Carbohydrate counting is recommended as best clinical practice for type 1 diabetes to achieve tight glycaemic control (1,2,3). A dietitian experienced in providing medical nutrition therapy including carbohydrate counting is employed in the Young Adult Diabetes service (YADS) at Dandenong Hospital. Dietetic intervention is provided to patients who are referred from the clinic’s health providers or are self-referred.
To review dietetic encounters and advice provided in the clinical setting and the impact of carbohydrate counting on glycaemic control in patients with type 1 diabetes.

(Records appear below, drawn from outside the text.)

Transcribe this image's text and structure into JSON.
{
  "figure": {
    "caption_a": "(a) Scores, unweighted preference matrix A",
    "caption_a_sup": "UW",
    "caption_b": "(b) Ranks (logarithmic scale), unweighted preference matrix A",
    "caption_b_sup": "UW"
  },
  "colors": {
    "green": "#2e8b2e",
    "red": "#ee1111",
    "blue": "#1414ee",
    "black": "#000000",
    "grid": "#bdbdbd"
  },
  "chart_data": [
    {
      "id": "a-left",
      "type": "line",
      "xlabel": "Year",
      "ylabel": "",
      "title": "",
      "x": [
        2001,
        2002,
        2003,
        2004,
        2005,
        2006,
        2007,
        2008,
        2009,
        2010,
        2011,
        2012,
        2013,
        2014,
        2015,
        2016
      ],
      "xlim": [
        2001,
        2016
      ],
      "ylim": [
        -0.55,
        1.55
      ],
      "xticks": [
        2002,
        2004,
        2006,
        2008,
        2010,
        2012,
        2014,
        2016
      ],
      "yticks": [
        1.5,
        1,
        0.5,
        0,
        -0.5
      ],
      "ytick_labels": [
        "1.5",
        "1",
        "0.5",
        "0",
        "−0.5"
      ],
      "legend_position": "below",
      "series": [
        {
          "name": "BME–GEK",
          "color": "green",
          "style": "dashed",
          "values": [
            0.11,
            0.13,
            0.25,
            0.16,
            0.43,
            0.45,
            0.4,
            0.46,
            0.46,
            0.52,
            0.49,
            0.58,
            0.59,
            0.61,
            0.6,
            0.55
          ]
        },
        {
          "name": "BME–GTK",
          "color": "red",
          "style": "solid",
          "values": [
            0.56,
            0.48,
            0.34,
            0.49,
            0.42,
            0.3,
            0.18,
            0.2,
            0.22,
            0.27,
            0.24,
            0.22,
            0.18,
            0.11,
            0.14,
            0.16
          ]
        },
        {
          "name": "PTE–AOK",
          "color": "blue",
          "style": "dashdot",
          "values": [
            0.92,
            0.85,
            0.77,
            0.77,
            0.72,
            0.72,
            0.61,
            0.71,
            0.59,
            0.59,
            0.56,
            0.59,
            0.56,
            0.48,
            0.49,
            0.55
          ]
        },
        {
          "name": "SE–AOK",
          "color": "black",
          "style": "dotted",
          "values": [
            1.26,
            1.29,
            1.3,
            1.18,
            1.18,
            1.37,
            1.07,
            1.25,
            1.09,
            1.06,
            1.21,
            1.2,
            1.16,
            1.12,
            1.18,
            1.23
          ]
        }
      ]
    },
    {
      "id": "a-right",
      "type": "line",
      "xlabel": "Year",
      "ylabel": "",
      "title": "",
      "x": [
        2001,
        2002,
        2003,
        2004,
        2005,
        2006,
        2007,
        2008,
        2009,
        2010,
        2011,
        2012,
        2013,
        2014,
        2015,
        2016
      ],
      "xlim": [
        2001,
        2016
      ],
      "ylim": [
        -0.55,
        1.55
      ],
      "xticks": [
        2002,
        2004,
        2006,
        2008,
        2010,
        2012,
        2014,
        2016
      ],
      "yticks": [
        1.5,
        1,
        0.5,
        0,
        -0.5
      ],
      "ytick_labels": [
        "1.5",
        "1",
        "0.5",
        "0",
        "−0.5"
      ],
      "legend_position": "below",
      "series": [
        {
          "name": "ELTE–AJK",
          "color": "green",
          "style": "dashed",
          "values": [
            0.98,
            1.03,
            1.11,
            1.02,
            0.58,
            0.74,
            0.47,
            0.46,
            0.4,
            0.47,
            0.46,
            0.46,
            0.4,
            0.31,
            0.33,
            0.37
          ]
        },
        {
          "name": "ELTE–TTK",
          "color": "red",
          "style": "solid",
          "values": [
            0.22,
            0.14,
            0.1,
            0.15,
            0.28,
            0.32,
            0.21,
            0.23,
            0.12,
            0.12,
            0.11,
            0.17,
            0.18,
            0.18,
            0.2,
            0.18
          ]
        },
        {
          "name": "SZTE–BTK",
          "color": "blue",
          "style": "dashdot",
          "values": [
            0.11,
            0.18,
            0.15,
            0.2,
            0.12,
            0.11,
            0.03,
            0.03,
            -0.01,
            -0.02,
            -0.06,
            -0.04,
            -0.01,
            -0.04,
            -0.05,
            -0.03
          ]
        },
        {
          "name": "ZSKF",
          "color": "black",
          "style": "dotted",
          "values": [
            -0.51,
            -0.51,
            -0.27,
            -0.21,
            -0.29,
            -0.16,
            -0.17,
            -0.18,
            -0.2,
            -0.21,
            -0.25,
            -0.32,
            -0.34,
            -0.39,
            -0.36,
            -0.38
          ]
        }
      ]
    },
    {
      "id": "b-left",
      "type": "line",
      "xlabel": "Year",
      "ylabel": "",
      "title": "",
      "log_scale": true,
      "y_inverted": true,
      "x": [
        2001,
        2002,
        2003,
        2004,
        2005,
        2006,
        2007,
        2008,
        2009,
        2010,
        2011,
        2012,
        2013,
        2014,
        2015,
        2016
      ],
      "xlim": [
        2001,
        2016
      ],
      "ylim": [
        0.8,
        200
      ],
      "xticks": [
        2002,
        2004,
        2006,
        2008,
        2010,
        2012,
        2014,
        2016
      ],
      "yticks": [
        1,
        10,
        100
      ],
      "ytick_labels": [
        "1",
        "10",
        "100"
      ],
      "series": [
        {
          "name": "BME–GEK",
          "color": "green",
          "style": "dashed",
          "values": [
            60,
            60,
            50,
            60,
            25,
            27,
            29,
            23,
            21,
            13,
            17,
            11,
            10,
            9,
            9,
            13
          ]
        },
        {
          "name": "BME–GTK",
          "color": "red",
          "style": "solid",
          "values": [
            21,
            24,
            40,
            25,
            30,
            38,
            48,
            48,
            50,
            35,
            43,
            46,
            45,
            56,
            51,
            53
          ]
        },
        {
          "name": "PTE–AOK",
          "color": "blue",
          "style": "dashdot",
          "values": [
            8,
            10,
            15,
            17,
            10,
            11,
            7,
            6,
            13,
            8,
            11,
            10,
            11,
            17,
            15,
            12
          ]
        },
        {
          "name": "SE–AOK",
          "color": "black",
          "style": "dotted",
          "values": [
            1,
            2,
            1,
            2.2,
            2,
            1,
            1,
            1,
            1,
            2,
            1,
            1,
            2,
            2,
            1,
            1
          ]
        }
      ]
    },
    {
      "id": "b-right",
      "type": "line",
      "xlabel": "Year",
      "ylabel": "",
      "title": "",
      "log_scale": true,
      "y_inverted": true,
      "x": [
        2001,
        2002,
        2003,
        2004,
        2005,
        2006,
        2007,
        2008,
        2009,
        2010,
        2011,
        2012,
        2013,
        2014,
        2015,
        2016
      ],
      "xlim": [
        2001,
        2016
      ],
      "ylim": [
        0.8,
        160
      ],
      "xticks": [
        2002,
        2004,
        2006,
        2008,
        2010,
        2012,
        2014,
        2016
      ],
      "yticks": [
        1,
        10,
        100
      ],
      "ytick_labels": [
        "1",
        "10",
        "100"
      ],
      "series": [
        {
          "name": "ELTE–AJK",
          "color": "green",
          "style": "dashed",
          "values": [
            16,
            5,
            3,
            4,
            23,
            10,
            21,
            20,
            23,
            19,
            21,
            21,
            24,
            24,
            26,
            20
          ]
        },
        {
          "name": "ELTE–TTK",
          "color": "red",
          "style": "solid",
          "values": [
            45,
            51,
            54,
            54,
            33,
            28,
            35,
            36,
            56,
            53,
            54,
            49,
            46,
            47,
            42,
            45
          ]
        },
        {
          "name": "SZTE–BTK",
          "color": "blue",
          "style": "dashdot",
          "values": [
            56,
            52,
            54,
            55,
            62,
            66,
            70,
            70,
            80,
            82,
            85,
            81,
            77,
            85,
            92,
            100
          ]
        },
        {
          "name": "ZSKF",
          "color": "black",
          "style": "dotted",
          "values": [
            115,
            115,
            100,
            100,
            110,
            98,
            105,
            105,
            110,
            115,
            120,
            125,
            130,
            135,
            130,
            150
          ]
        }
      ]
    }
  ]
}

A retrospective audit was completed of patients aged between 18 and 30 years who attended YADS at Dandenong Hospital from April 2012 to April 2014. Medical records were reviewed and data extracted on type of diabetes, medical nutrition therapy and diabetes management provided.
138 patient medical records were reviewed. 124 of these patients were diagnosed with type 1 diabetes and 108 (87%) were managed with basal bolus insulin, 13 (10%) with insulin pump therapy and three patients used pre-mixed insulin. HbA1c at initial consultation was 9.5%, with a reduction to 8.9% at the most recent appointment.
There were a total of 542 medical review appointments, and 96 dietetic appointments. 42 patients (30.4%) had dietetic appointments. 46 appointments were specifically for carbohydrate counting.
Carbohydrate counting education discussed 15g carbohydrate serves, difficult foods such as rice, pasta and potato, take away, eating out and label reading. Most patients received a single carbohydrate counting session with no evaluation of knowledge post. There was a 1.3% reduction in HbA1c in those patients who attended education in carbohydrate counting which was greater than those who did not.
The results suggest a dietitian has an important role in carbohydrate counting education to improve glycaemic control. Further research will be conducted to investigate delivery style and glycaemic outcome.